Sur le plafond de sa salle à manger, les araignées avaient filé leur dentelle
en de multiples réseaux. Le mobilier était mangé par les termites et une
bouteille d’eau-de-vie au verre poisseux guettait sur la table ainsi qu’une
vigie à moitié ivre.
Le
vieil homme se prénommait Jack, il avait été une jeune recrue lors du
débarquement de Normandie. Parfois, lui revenaient en mémoire les années
d’après-guerre quand il était resté vivre en France pendant quelques temps. À
cette époque, Jack écumait les casinos avec ses amis. Ça dansait encore le
jazz, ça buvait du vin rouge et fumait des cigarettes blondes auprès de jeunes
françaises qui se blottissaient dans les bras des “boys”, tout aussi éméchées
qu’eux. Des jurons couraient sur le tapis vert et l’ambiance était souvent
électrique.
Jack
avait un don que beaucoup lui enviaient : il ne perdait jamais. Lorsque
les paris étaient lancés et que la roulette tournoyait dans sa ronde
hasardeuse, le jeune américain pressentait à chaque fois le coup gagnant. Dans
ses yeux brillait la fièvre du jeu. Quand ses pupilles s’allumaient, le mot
“Jackpot” s’y lisait en lettres dorées. Jack gagnait, encaissait la mise et
repartait à moitié titubant, grisé par le parfum des femmes et du tabac, par
l’ivresse de l’alcool et du jeu.
Comme
il commençait à devenir assez riche, il quitta la France et voyagea dans
plusieurs pays : l’Australie, le Japon, l’Inde, la Russie, l’Italie, la
Grèce, l’Égypte, la Turquie, l’Espagne, etc. Dans chaque nouvel endroit où il
s’établissait, Jack trouvait toujours un casino luxueux ou, faute de mieux, un
tripot miséreux dans lequel assouvir sa passion pour le jeu.
La
vie tout entière de ce texan ressemblait à un coup de dés : il jouait avec
la vie comme d’autres jouent avec le feu. Mais un jour sa chance légendaire lui
fit défaut et il perdit tout. Il vivait en Angleterre à ce moment-là et le peu
d’argent qui lui restait servit à payer le paquebot pour rejoindre son père
mourant aux Etats-Unis, dernier membre de sa famille.
À
la mort du vieux, Jack hérita de cette bicoque vermoulue dont l’aspect
extérieur évoquait l’épave d’un navire échoué dans la plaine. Il fit plusieurs
boulots, toujours mal payés. Son dernier “Jackpot” fut sa femme Mary qu’il
épousa comme dans un rêve. Son quotidien s’en trouva illuminé. Puis, comme il
faut bien que tout finisse, Mary mourut après vingt ans de mariage sans qu’ils
aient eu la moindre descendance.
Depuis,
Jack est devenu vieux et gris comme le bois de sa baraque. Son visage ridé est
un plancher en ruine sur lequel la peine est passée ainsi qu’une pluie acide.

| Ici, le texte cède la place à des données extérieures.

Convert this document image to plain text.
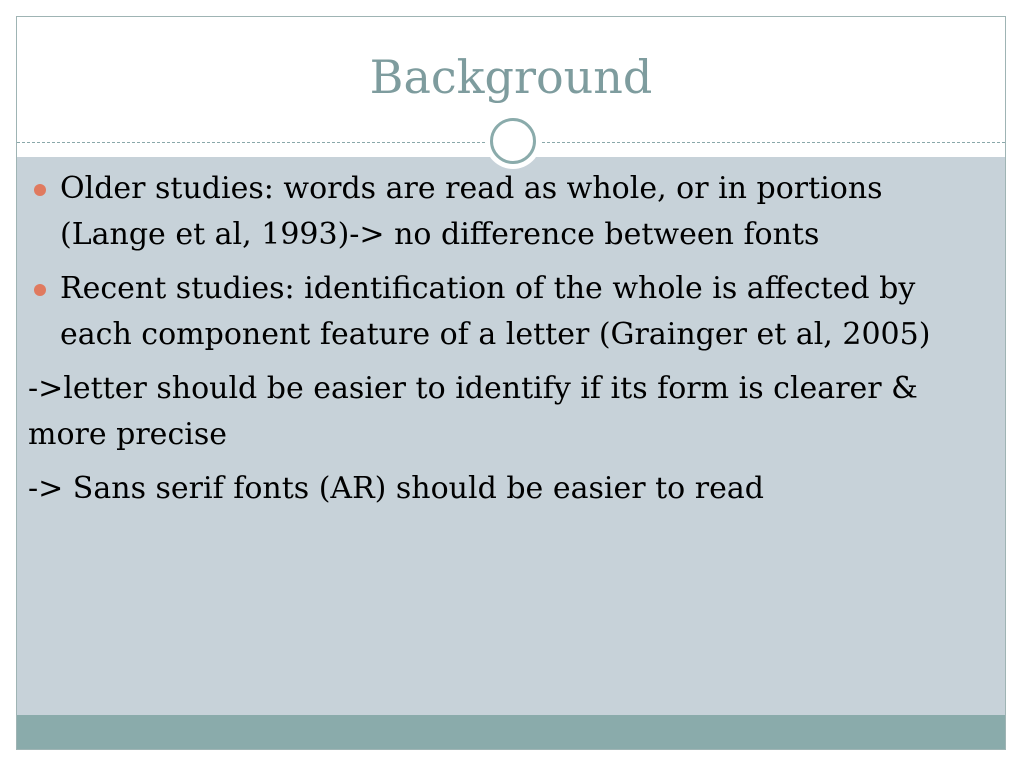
Background
Older studies: words are read as whole, or in portions (Lange et al, 1993)-> no difference between fonts
Recent studies: identification of the whole is affected by each component feature of a letter (Grainger et al, 2005)
->letter should be easier to identify if its form is clearer & more precise
-> Sans serif fonts (AR) should be easier to read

Tous les jours, Jack boit une lampée de son eau-de-vie comme s’il pensait pouvoir
éloigner la mort. Mais elle est là, à rôder dans chaque cellule de son corps
desséché. Dans le fond de la pièce trône une vieille machine à sous. Il
l’allume de temps en temps, elle lui rappelle sa vie passée.
Un
matin, Jack s’approche en tremblant de la machine. Son corps est parcouru de
frissons fiévreux : cette fois-ci, il joue sa vie pour de bon. Il actionne
la machine et des lumières rouges et jaunes sortant du métal éclairent
violemment la pièce. À présent, Jack repose au sol comme un tas de bois mort.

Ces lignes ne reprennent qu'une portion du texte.